Fast graphics visibility solver?

I am trying to program a pointer to the worlds of the world. I used the A * algorithm on a cell containing earth and water cells. But I think that the best solution would be continents, islands and landfills; calculate the visibility grid for the space between them (only once); then indicate the beginning and destination on the visibility chart; then enable A * on the resulting graph. Looking around, I found a book called computational geometry, which describes an algorithm for computing the visibility graph. However, before trying to implement it in C ++ - does this sound like a good idea?

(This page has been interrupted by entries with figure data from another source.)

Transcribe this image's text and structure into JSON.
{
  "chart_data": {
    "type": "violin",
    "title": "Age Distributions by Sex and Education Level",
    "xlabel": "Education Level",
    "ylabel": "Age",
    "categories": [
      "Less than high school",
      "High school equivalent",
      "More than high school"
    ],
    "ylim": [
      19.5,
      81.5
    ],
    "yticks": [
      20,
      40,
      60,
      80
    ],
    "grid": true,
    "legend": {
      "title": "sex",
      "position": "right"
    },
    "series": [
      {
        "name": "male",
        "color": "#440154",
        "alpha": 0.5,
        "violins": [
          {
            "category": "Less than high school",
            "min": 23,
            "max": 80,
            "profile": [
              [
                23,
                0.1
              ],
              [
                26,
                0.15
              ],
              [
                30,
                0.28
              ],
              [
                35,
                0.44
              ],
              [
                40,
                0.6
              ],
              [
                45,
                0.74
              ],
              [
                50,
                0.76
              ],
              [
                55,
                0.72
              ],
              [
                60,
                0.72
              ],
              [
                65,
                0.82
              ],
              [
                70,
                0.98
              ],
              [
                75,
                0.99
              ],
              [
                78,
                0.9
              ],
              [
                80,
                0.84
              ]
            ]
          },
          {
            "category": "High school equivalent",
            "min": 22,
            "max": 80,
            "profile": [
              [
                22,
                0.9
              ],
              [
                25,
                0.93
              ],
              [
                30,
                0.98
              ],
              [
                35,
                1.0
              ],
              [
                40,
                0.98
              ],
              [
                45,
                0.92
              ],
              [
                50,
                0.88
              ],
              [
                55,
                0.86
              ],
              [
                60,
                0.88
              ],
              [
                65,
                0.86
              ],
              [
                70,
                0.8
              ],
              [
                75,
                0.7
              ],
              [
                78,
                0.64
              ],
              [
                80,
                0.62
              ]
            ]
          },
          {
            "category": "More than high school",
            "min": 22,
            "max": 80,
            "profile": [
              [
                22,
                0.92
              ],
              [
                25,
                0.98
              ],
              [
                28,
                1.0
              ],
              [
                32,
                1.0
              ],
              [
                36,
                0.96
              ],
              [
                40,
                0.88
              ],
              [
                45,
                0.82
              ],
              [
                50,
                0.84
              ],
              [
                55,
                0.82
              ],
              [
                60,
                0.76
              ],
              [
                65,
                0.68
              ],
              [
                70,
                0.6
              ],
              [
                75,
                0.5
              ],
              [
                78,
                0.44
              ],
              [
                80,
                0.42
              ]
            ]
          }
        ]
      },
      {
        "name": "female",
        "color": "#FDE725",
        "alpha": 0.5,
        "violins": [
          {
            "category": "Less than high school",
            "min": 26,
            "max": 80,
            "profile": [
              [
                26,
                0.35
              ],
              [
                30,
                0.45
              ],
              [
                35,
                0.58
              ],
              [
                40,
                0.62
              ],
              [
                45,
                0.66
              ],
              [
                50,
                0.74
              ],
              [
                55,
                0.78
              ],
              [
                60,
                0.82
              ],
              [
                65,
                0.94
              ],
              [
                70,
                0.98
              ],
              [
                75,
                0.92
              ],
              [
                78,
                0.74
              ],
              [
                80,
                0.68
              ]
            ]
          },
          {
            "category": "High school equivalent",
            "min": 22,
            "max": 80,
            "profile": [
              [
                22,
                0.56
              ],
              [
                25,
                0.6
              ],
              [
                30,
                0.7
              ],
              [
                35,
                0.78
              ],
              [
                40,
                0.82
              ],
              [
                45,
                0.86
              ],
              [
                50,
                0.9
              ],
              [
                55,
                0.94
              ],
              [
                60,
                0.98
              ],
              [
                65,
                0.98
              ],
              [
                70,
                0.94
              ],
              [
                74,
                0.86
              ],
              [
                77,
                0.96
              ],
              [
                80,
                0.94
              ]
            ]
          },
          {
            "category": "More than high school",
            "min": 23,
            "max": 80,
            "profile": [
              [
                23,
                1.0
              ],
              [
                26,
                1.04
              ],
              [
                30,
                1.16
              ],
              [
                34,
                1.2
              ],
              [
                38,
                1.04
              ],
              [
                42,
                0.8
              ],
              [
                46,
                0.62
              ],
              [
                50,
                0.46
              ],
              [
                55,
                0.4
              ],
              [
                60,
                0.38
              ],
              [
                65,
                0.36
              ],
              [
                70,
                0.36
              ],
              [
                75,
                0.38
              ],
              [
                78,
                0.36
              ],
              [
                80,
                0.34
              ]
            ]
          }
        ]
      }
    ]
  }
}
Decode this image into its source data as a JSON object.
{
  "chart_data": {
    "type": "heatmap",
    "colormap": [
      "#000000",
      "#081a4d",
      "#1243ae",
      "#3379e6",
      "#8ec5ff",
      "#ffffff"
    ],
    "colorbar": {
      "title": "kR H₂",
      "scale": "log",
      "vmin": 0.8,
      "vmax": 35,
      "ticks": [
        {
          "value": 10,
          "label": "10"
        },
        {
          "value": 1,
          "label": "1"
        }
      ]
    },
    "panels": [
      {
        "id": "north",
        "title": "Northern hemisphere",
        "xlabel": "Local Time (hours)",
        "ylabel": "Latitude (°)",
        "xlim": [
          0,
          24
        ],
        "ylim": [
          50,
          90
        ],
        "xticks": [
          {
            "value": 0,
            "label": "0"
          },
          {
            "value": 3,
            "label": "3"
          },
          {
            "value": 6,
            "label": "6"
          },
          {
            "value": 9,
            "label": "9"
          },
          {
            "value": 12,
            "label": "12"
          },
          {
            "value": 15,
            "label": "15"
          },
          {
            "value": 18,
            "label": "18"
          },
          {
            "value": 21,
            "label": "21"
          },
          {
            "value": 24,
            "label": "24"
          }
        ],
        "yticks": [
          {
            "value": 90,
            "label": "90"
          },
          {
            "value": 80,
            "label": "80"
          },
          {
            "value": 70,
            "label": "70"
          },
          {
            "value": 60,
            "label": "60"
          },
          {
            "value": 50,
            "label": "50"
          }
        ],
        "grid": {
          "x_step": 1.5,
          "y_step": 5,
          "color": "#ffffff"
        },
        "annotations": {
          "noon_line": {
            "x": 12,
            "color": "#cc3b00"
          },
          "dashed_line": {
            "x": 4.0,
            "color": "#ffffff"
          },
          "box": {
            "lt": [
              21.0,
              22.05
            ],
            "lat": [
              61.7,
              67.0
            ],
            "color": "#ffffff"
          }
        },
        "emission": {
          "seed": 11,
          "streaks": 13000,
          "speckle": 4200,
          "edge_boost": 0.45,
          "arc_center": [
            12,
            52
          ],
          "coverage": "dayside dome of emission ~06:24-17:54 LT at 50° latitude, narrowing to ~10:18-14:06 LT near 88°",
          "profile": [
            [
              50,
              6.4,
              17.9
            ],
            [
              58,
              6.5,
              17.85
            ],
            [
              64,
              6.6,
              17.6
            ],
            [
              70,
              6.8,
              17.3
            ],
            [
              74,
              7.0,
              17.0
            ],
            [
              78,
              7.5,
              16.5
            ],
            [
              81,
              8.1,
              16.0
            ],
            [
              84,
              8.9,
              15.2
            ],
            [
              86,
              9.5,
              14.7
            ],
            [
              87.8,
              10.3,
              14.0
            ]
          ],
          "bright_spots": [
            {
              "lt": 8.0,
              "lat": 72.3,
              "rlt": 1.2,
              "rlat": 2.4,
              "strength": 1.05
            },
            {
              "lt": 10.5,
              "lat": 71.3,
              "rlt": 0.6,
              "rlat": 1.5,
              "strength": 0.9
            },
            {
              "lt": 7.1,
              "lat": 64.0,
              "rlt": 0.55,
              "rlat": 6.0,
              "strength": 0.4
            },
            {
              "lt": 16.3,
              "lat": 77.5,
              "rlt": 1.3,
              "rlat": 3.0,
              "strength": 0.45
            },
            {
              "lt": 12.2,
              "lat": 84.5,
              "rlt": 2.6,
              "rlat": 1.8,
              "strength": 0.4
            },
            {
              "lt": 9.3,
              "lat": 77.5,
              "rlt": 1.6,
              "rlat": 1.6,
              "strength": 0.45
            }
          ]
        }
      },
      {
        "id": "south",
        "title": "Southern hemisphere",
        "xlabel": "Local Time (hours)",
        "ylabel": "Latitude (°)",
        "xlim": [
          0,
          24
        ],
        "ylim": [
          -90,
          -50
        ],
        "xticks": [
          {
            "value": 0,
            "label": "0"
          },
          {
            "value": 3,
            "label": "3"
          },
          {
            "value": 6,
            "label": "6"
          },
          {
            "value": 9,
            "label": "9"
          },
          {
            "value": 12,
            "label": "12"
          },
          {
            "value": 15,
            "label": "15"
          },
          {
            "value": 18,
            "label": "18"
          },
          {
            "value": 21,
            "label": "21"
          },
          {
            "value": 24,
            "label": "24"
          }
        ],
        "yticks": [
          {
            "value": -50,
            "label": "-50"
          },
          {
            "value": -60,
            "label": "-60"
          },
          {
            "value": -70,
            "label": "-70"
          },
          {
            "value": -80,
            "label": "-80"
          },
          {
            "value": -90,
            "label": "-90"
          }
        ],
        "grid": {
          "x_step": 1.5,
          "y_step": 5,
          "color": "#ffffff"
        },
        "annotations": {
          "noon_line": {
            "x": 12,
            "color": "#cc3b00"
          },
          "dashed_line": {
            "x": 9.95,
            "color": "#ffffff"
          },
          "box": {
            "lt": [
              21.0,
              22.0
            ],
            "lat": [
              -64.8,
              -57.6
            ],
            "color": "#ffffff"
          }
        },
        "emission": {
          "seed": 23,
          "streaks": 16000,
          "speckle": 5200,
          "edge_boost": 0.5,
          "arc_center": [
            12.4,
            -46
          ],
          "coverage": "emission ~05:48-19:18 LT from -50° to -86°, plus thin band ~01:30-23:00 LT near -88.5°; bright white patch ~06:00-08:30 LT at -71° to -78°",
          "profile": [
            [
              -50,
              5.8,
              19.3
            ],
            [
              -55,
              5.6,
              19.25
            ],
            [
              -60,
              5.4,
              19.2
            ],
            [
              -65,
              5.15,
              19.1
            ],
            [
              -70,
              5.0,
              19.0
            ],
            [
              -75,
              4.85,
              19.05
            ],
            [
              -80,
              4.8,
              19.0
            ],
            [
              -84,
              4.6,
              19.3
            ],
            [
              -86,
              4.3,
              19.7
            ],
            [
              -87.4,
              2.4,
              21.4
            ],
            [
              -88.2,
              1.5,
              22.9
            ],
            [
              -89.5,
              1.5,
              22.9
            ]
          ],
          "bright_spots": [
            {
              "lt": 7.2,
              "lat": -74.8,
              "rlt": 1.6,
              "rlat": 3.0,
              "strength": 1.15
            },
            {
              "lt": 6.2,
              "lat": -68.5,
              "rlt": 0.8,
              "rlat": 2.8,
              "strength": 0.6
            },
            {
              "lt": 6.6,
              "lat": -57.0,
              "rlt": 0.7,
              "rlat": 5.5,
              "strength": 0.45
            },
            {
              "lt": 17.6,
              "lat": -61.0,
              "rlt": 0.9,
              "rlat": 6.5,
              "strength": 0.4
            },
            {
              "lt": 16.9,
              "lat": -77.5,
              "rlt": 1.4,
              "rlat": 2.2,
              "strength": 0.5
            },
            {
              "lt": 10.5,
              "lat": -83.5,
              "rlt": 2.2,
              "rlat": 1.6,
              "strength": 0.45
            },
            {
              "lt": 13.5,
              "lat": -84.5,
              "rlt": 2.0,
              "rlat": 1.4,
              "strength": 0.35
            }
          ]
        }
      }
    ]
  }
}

As far as I know, many different algorithms with different numerical complexity have been proposed for calculating visibility graphs. It also seems to me that this is an active area, and not something that has been resolved forever. Therefore, it seems to me that this is a real question. If you think otherwise, please let me know why!

Edit: Now I implemented an algorithm that first computes a visibility graph on a world map consisting of polygons with approximately 5,000 vertices. At the second stage, A * works on the visibility chart. There is probably a limit, in terms of runtime and memory, to how detailed a map can be. Currently, the visibility chart takes about 10 minutes to calculate on my laptop (I believe that the algorithm is quite efficient, but I also believe that my code is not very efficient and can speed up significantly). Once the visibility graph is calculated, A * is very fast. Thanks again for the answers and comments!